A Wednesday statement from the National Guard said 120 Army medics and Air Force medical technicians were deployed to 12 nursing homes and long-term care facilities.

“The nursing facilities are located from Long Island to Buffalo and north to the Canadian border,” the National Guard’s statement said.

Service members were being sent to facilities in Goshen, Syracuse, Rochester, Albany, Buffalo, Utica, Plattsburgh, Uniondale, Liberty, Vestal, Olean, and Lyons.

“In selecting Soldiers and Airmen for the mission, New York National Guard planners looked for trained medics or medical technicians who were not also working in the health care field in their civilian life,” Brig. Gen.
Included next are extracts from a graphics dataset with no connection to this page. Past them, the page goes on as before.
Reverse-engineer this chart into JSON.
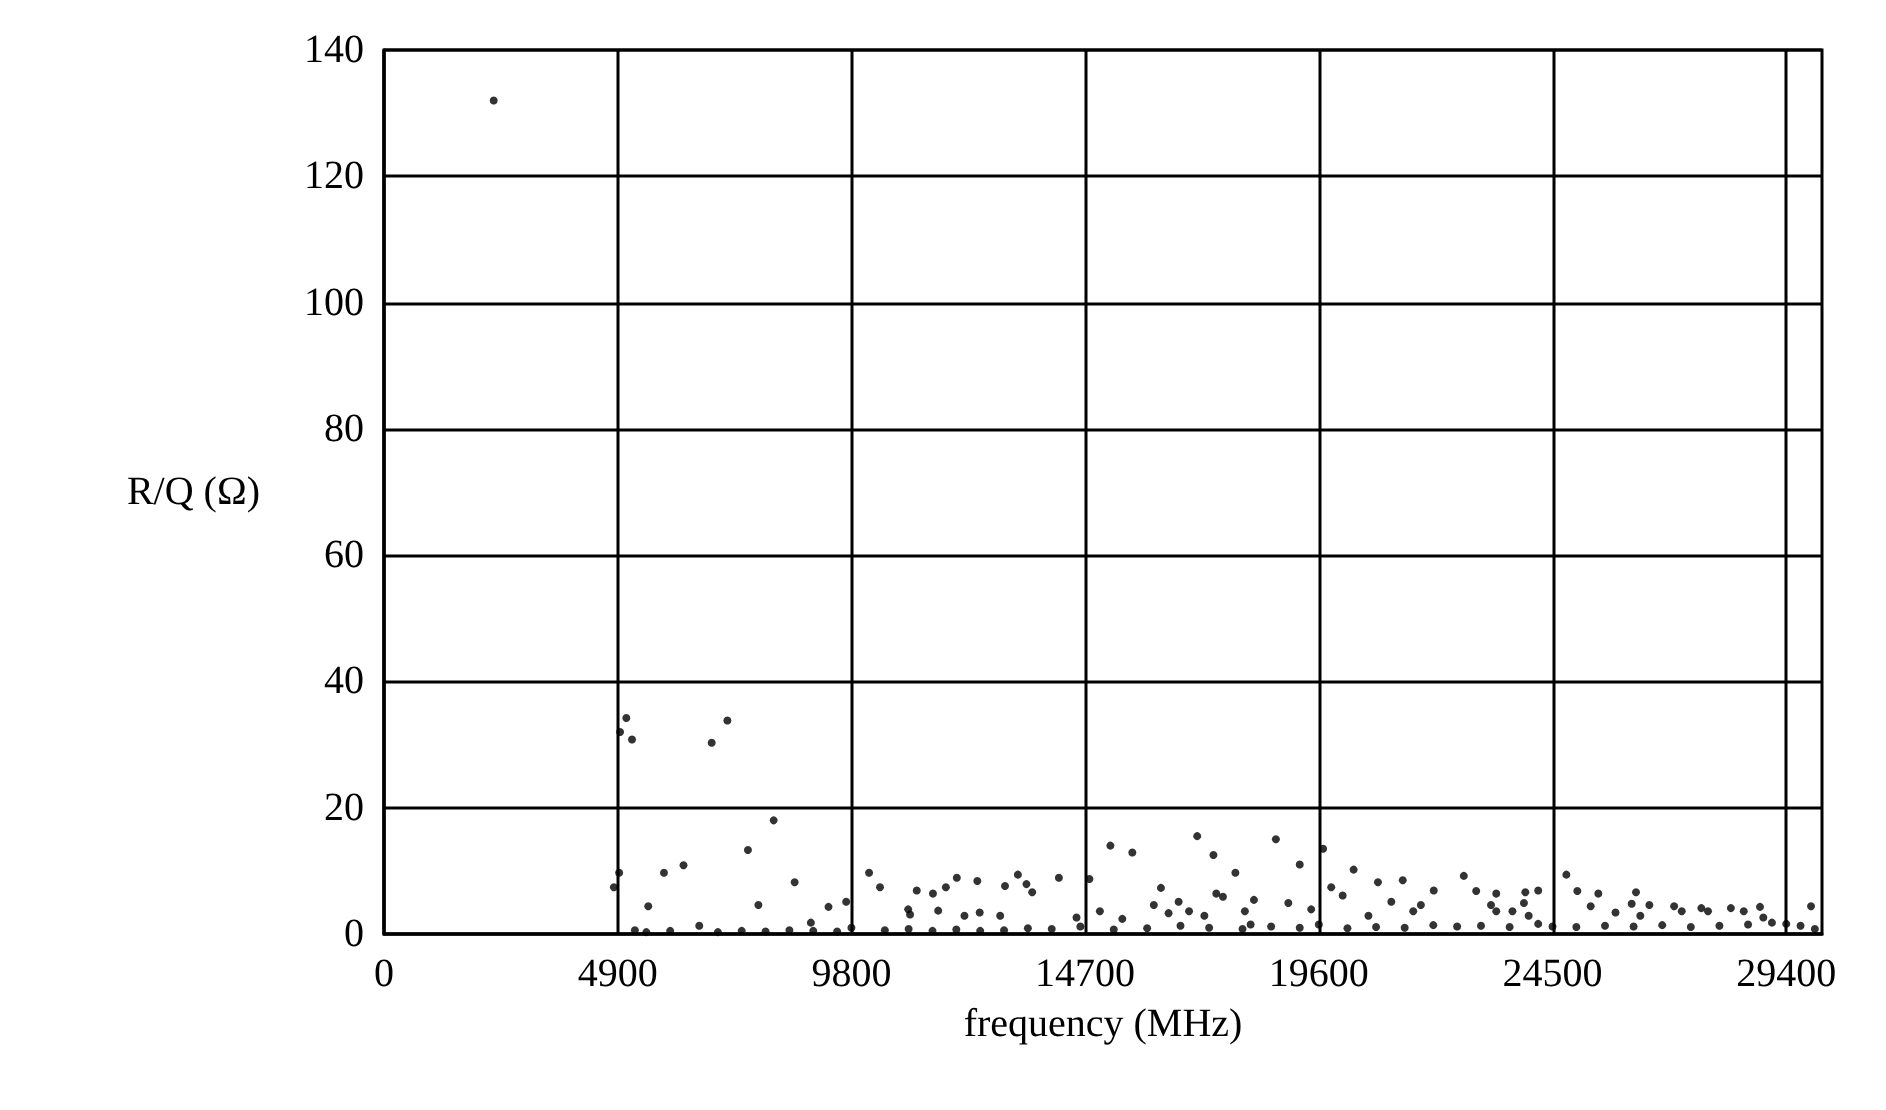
{
  "chart_data": {
    "type": "scatter",
    "xlabel": "frequency (MHz)",
    "ylabel": "R/Q (Ω)",
    "xlim": [
      0,
      30150
    ],
    "ylim": [
      0,
      140
    ],
    "xticks": [
      0,
      4900,
      9800,
      14700,
      19600,
      24500,
      29400
    ],
    "yticks": [
      0,
      20,
      40,
      60,
      80,
      100,
      120,
      140
    ],
    "grid": true,
    "marker": "circle",
    "color": "#000000",
    "x": [
      2300,
      5080,
      5200,
      4950,
      6870,
      7200,
      8170,
      7630,
      6280,
      5870,
      4930,
      4820,
      8610,
      7850,
      5540,
      9320,
      9690,
      8950,
      6610,
      5260,
      10170,
      10400,
      11170,
      11510,
      11780,
      12010,
      12440,
      13020,
      13290,
      13470,
      13590,
      14150,
      10990,
      11030,
      11620,
      12170,
      12490,
      12920,
      14520,
      14790,
      15230,
      15690,
      15010,
      15480,
      16290,
      16140,
      16450,
      16660,
      16880,
      17050,
      17390,
      17450,
      17590,
      17850,
      17200,
      18050,
      18240,
      18170,
      18700,
      19200,
      18960,
      19440,
      19690,
      19860,
      20330,
      20100,
      20840,
      21360,
      21120,
      21740,
      21580,
      22010,
      20640,
      22640,
      22900,
      23320,
      23210,
      23320,
      23660,
      23900,
      23930,
      24200,
      24000,
      24790,
      25020,
      25460,
      25300,
      25820,
      26250,
      26160,
      26530,
      26340,
      27050,
      27210,
      27620,
      27760,
      28240,
      28510,
      28850,
      28920,
      29920,
      5500,
      6000,
      7000,
      7500,
      8000,
      8500,
      9000,
      9500,
      9800,
      10500,
      11000,
      11500,
      12000,
      12500,
      13000,
      13500,
      14000,
      14600,
      15300,
      16000,
      16700,
      17300,
      18000,
      18600,
      19200,
      19600,
      20200,
      20800,
      21400,
      22000,
      22500,
      23000,
      23600,
      24200,
      24500,
      25000,
      25600,
      26200,
      26800,
      27400,
      28000,
      28600,
      29100,
      29400,
      29700,
      30000
    ],
    "values": [
      132,
      34.2,
      30.8,
      32,
      30.3,
      33.8,
      18,
      13.3,
      10.9,
      9.7,
      9.7,
      7.4,
      8.2,
      4.6,
      4.4,
      4.3,
      5.1,
      1.8,
      1.3,
      0.6,
      9.7,
      7.4,
      6.9,
      6.4,
      7.4,
      8.9,
      8.4,
      7.6,
      9.4,
      7.9,
      6.6,
      8.9,
      3.9,
      3.1,
      3.7,
      2.9,
      3.4,
      2.9,
      2.6,
      8.7,
      14,
      12.9,
      3.6,
      2.4,
      7.3,
      4.6,
      3.3,
      5.1,
      3.6,
      15.5,
      12.5,
      6.4,
      5.9,
      9.7,
      2.9,
      3.6,
      5.4,
      1.5,
      15,
      11,
      4.9,
      3.9,
      13.5,
      7.4,
      10.2,
      6.1,
      8.2,
      8.5,
      5.1,
      4.6,
      3.6,
      6.9,
      2.9,
      9.2,
      6.8,
      6.4,
      4.6,
      3.6,
      3.6,
      4.9,
      6.6,
      6.9,
      2.9,
      9.4,
      6.8,
      6.4,
      4.4,
      3.4,
      6.6,
      4.8,
      4.6,
      2.9,
      4.4,
      3.6,
      4.1,
      3.6,
      4.1,
      3.6,
      4.3,
      2.6,
      4.4,
      0.3,
      0.5,
      0.3,
      0.5,
      0.4,
      0.6,
      0.5,
      0.4,
      1,
      0.6,
      0.8,
      0.5,
      0.7,
      0.5,
      0.6,
      0.9,
      0.8,
      1.2,
      0.7,
      0.9,
      1.3,
      1,
      0.8,
      1.2,
      1,
      1.5,
      0.9,
      1.1,
      1,
      1.4,
      1.2,
      1.3,
      1.1,
      1.6,
      1.2,
      1.1,
      1.3,
      1.2,
      1.4,
      1.1,
      1.3,
      1.5,
      1.8,
      1.6,
      1.3,
      0.8
    ]
  }
}
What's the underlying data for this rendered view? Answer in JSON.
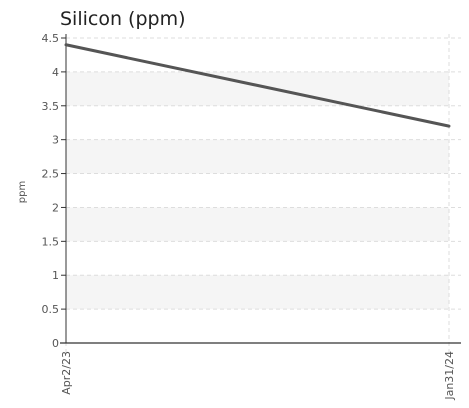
{
  "chart_data": {
    "type": "line",
    "title": "Silicon (ppm)",
    "xlabel": "",
    "ylabel": "ppm",
    "x": [
      "Apr2/23",
      "Jan31/24"
    ],
    "series": [
      {
        "values": [
          4.4,
          3.2
        ],
        "color": "#555555"
      }
    ],
    "ylim": [
      0,
      4.5
    ],
    "yticks": [
      "0",
      "0.5",
      "1",
      "1.5",
      "2",
      "2.5",
      "3",
      "3.5",
      "4",
      "4.5"
    ],
    "grid": true,
    "band_color": "#f5f5f5",
    "grid_color": "#dddddd",
    "axis_color": "#333333"
  }
}
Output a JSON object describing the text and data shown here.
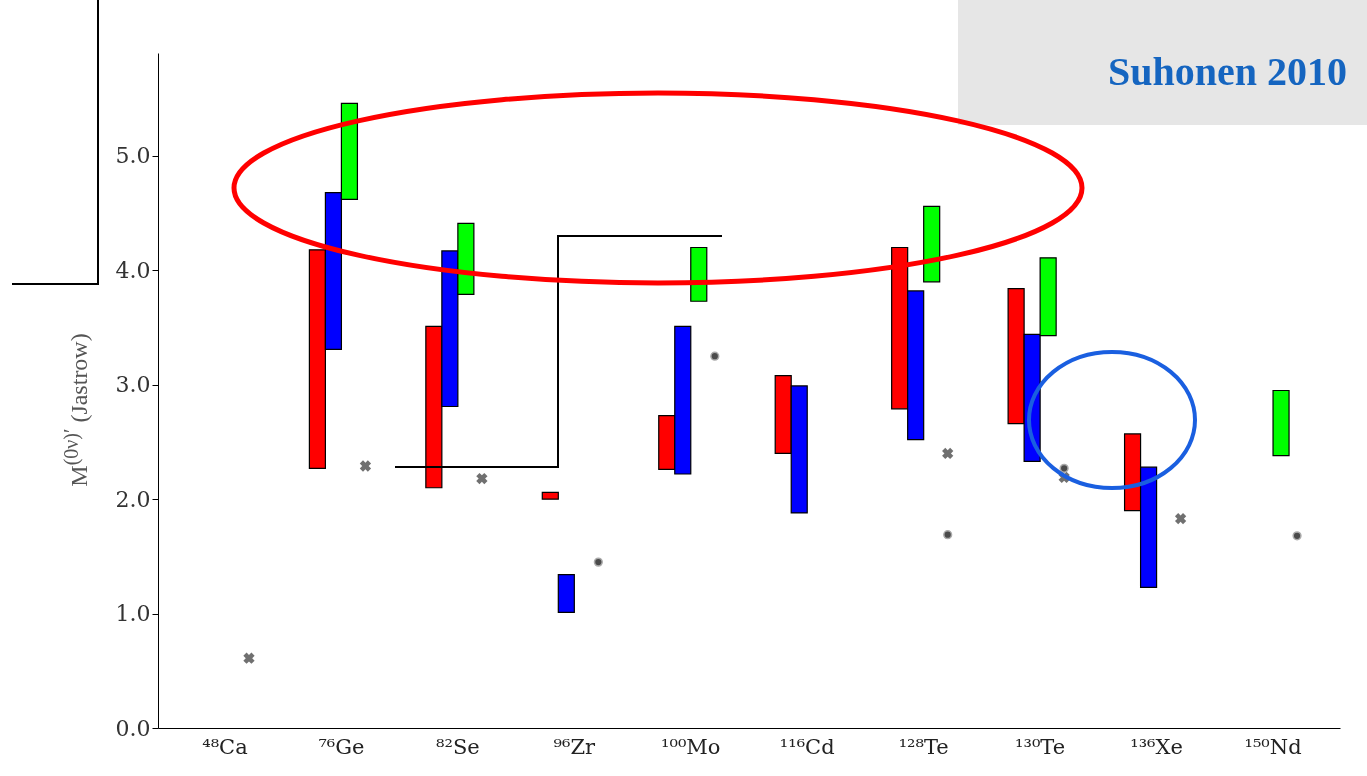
{
  "chart_data": {
    "type": "bar",
    "ylabel": "M$^{(0ν)′}$ (Jastrow)",
    "annotations": [
      "Suhonen 2010"
    ],
    "categories": [
      "⁴⁸Ca",
      "⁷⁶Ge",
      "⁸²Se",
      "⁹⁶Zr",
      "¹⁰⁰Mo",
      "¹¹⁶Cd",
      "¹²⁸Te",
      "¹³⁰Te",
      "¹³⁶Xe",
      "¹⁵⁰Nd"
    ],
    "ylim": [
      0,
      5.9
    ],
    "yticks": [
      {
        "value": 0,
        "label": "0.0"
      },
      {
        "value": 1,
        "label": "1.0"
      },
      {
        "value": 2,
        "label": "2.0"
      },
      {
        "value": 3,
        "label": "3.0"
      },
      {
        "value": 4,
        "label": "4.0"
      },
      {
        "value": 5,
        "label": "5.0"
      }
    ],
    "series": [
      {
        "color": "#ff0000",
        "base": [
          null,
          2.27,
          2.1,
          2.0,
          2.26,
          2.4,
          2.79,
          2.66,
          1.9,
          null
        ],
        "values": [
          null,
          1.91,
          1.41,
          0.06,
          0.47,
          0.68,
          1.41,
          1.18,
          0.67,
          null
        ]
      },
      {
        "color": "#0000ff",
        "base": [
          null,
          3.31,
          2.81,
          1.01,
          2.22,
          1.88,
          2.52,
          2.33,
          1.23,
          null
        ],
        "values": [
          null,
          1.37,
          1.36,
          0.33,
          1.29,
          1.11,
          1.3,
          1.11,
          1.05,
          null
        ]
      },
      {
        "color": "#00ff00",
        "base": [
          null,
          4.62,
          3.79,
          null,
          3.73,
          null,
          3.9,
          3.43,
          null,
          2.38
        ],
        "values": [
          null,
          0.84,
          0.62,
          null,
          0.47,
          null,
          0.66,
          0.68,
          null,
          0.57
        ]
      },
      {
        "type": "scatter",
        "marker": "cross",
        "color": "#333333",
        "values": [
          0.61,
          2.29,
          2.18,
          null,
          null,
          null,
          2.4,
          2.19,
          1.83,
          null
        ]
      },
      {
        "type": "scatter",
        "marker": "circle",
        "color": "#000000",
        "values": [
          null,
          null,
          null,
          1.45,
          3.25,
          null,
          1.69,
          2.27,
          null,
          1.68
        ]
      }
    ]
  }
}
Isabel Rivera Smith, the director of joint operations for the New York National Guard, said in the statement.

“It makes no sense to take a young woman who is an Air Force med-tech and works at a hospital out of that job, only to place her in another health care facility.”

One hospital, Kaleida Health, said in a statement this week that it fired 100 unvaccinated staff members who were previously given a religious exemption to Gov. Kathy Hochul’s COVID-19 vaccine mandate.

In early October, New York State’s largest health-care provider, Northwell Health, fired 1,400 employees who refused to get COVID-19 vaccinations, according to a spokesman, Joe Kemp.

Earlier this year, thousands of New York-based health-care workers were placed on unpaid leave following the implementation of Hochul’s vaccine mandate imposed in August.

A federal judge ruled in October that New York health-care staff can refuse the vaccine after the state failed to adequately explain why workers were denied religious exemptions to a vaccine mandate imposed.

However, a  U.S. Court of Appeals for the 2nd Circuit then upheld New York’s vaccine mandate for health-care workers.

In late September, Hochul signed an executive order to address potential health-care staffing shortages as a result of her vaccine mandate for health-care workers.

The governor’s office said the executive order “significantly expands the eligible healthcare workforce and allows additional health-care workers to administer COVID-19 testing and vaccinations.”